The Parser is a microservice component, that extracts product attributes from a webpage using shop rules. The microservice is written in Java and uses the Spring framework. It has no REST interface.
To run the microservice it is required to set up the following:
-
MongoDB
The MongoDB is used to store extracted product attributes (in the database named 'parsedOffers' and collection named after shopID). -
RabbitMQ
The Parser consumes HTML pages from a RabbitMQ. -
ShopRulesGenerator The Parser requests shop specific rules from the SRG and uses them to extract data from crawled pages.
- MONGO_IP: The IP of the MongoDB instance.
- MONGO_PORT: The port of the MongoDB instance.
- MONGO_BRIDGE_USER: The username to access the MongoDB.
- MONGO_BRIDGE_PW: The password to access the MongoDB.
- RABBIT_IP: The IP of the RabbitMQ.
- RABBIT_PORT: The port of the RabbitMQ.
- RABBIT_USER: The username to access the Rabbit MQ.
- RABBIT_PW: The password to access the RabbitMQ.
- waitIfThreadCapacityReachedInMilliseconds: The time that the Parser will wait before fetching next message from RabbitMQ (only if queue capacity of internal threadpool is exceeded).

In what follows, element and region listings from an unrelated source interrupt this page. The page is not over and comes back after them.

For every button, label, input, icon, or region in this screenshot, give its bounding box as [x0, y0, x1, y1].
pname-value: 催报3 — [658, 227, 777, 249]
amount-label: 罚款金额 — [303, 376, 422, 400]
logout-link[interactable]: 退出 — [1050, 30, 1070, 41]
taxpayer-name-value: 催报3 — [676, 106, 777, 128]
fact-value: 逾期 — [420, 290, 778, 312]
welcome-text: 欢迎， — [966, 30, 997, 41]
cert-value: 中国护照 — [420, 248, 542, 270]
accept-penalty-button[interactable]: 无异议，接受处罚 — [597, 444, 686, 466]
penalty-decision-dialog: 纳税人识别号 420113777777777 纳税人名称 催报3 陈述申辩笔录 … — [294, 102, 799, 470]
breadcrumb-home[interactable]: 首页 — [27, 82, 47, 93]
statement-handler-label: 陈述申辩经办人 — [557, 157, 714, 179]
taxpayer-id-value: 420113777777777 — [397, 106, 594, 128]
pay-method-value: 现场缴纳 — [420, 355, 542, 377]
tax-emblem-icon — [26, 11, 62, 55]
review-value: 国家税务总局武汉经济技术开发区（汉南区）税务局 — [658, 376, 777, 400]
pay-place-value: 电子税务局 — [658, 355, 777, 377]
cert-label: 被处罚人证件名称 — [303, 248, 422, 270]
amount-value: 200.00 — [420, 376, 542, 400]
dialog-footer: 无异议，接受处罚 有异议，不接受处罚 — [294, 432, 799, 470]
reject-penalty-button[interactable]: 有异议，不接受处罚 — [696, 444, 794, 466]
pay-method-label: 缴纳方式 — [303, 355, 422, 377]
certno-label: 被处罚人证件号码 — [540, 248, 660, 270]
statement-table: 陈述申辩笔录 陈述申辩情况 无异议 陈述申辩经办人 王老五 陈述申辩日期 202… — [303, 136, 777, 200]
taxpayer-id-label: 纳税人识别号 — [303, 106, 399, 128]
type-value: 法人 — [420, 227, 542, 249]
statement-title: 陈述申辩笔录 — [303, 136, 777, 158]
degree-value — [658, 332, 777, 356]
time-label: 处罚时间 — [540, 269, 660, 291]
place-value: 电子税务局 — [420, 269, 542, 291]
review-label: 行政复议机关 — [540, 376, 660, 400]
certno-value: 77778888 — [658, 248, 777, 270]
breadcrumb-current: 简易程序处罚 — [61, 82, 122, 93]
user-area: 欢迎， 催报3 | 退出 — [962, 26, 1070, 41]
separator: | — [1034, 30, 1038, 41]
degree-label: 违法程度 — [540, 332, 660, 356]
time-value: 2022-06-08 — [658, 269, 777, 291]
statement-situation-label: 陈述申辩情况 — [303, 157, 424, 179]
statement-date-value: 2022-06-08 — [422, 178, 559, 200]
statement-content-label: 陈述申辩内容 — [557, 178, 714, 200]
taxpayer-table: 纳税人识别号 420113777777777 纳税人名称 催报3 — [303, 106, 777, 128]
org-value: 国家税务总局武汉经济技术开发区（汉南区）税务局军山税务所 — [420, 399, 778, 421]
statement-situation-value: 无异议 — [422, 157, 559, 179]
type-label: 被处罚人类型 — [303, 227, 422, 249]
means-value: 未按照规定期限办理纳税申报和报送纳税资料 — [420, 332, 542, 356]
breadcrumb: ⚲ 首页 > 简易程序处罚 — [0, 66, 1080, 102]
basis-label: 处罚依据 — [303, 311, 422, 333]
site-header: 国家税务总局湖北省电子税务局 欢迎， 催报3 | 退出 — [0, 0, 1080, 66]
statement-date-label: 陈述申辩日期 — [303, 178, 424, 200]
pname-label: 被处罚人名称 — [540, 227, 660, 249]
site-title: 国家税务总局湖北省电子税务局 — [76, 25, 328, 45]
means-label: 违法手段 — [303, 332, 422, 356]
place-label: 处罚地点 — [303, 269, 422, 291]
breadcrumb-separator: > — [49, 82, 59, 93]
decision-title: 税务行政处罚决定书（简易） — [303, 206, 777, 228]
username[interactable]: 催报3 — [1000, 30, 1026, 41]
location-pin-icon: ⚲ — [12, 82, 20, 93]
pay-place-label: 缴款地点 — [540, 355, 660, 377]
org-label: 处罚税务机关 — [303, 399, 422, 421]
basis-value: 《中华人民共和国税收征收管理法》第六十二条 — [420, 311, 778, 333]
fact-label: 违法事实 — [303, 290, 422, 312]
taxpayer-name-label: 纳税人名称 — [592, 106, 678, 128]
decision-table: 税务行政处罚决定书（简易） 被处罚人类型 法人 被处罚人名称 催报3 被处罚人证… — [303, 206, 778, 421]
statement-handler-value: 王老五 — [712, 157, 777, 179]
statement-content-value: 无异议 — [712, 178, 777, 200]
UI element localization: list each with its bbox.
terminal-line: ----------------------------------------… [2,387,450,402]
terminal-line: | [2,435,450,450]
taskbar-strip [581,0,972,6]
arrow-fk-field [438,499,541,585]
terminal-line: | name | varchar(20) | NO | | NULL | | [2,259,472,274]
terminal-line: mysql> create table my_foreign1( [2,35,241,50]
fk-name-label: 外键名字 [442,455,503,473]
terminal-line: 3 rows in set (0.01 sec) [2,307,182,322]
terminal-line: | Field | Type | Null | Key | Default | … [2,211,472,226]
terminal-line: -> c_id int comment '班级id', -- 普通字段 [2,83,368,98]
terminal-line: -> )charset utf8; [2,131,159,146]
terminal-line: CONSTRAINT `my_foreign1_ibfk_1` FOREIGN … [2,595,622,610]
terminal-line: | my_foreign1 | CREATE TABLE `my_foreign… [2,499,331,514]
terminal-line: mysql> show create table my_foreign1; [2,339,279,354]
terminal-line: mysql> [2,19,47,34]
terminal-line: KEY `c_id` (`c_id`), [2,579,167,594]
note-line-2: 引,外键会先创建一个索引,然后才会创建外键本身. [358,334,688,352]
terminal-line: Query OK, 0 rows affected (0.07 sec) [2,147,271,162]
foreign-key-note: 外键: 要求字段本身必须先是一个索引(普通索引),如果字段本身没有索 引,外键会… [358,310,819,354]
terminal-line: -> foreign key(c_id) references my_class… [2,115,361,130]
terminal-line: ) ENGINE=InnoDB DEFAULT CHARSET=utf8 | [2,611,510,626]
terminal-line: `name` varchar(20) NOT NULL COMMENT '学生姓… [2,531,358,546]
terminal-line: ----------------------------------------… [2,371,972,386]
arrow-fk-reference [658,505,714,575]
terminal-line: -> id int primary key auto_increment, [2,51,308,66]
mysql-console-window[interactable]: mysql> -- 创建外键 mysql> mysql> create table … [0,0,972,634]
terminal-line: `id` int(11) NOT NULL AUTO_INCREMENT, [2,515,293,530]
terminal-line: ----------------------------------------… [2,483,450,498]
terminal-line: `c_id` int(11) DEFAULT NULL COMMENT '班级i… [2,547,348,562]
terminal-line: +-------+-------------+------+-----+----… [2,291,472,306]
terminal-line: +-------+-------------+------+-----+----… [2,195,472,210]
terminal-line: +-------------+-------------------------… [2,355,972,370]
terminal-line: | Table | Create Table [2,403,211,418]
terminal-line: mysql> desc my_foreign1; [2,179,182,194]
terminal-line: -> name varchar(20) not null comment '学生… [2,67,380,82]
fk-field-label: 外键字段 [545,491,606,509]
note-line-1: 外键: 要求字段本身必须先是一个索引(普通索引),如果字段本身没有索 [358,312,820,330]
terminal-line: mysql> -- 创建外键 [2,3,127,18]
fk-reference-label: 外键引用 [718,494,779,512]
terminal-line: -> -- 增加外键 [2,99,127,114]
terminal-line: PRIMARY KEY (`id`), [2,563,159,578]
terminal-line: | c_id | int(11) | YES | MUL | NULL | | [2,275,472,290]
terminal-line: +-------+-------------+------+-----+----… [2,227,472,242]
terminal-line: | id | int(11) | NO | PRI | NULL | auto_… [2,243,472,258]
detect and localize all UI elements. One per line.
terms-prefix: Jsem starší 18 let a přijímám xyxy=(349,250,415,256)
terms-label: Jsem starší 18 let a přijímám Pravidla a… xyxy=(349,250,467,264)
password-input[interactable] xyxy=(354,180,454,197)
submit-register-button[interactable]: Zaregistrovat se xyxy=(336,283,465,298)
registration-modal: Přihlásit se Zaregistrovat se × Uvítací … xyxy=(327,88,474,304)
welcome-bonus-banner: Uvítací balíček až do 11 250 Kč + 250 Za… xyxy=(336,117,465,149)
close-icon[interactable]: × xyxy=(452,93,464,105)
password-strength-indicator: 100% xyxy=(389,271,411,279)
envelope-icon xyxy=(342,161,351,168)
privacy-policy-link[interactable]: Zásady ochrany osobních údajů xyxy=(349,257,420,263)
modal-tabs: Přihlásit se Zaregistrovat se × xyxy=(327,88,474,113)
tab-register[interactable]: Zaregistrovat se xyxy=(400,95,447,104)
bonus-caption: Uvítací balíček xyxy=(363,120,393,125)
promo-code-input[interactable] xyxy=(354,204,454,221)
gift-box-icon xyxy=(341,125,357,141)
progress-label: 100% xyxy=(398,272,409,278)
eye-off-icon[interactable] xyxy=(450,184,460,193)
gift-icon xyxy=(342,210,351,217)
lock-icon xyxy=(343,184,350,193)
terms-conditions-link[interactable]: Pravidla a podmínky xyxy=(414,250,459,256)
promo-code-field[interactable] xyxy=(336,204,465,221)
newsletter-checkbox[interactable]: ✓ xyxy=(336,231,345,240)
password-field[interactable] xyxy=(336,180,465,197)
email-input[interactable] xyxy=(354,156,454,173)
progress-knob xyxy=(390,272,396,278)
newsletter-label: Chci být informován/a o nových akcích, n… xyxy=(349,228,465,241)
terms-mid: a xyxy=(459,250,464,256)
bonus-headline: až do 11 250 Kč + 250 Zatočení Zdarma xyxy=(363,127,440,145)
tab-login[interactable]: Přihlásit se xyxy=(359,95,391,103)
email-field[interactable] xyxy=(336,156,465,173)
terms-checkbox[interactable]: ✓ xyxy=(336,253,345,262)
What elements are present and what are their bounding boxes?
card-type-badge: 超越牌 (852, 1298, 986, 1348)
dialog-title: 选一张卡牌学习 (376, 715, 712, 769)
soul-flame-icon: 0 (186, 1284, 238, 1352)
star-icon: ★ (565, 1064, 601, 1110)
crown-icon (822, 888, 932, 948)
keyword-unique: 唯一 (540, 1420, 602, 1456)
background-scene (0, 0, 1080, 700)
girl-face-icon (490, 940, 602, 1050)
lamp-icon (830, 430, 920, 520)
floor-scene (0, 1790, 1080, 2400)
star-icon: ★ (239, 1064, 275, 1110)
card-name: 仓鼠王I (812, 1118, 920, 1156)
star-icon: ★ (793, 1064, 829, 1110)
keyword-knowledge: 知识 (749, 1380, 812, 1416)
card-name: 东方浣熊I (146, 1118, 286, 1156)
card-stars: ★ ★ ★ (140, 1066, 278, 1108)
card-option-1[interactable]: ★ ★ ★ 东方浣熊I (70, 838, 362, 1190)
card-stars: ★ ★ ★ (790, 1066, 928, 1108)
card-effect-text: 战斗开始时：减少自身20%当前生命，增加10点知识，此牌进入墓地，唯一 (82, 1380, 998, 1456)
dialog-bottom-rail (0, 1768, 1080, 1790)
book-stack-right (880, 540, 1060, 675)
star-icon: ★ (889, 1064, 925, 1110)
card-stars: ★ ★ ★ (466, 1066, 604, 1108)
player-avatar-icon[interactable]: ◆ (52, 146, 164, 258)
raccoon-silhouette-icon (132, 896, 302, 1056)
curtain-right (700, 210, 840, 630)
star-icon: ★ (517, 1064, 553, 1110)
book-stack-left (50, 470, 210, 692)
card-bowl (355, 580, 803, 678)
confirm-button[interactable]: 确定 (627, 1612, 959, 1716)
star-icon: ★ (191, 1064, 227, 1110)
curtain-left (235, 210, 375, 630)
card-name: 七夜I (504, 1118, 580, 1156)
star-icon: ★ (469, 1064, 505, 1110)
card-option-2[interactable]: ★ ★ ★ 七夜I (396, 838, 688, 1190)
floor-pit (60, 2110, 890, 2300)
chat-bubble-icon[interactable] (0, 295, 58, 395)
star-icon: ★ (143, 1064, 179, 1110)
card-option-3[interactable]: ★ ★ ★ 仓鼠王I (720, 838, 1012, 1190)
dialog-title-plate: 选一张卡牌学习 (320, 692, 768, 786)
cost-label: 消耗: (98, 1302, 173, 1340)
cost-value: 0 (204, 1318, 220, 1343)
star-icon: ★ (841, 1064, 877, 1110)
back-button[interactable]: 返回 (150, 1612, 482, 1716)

- corePoolSize: Amount of CPU Cores which should be used during generation.
- maxPoolSize: Max amount of running threads at the same time.
- queueCapacity: Max amount of waiting tasks to ShopRulesGenerator.
-
Parser get an HTML page with shop ID from the Rabbit MQ.
-
Parser send a request to ShopRulesGenerator to get shop rules for the current shop ID.
-
When Parser get shop rules from the ShopRulesGenerator, it can extract product attributes from the HTML.
-
After extracting product attributes Parser saves these in Mongo DB.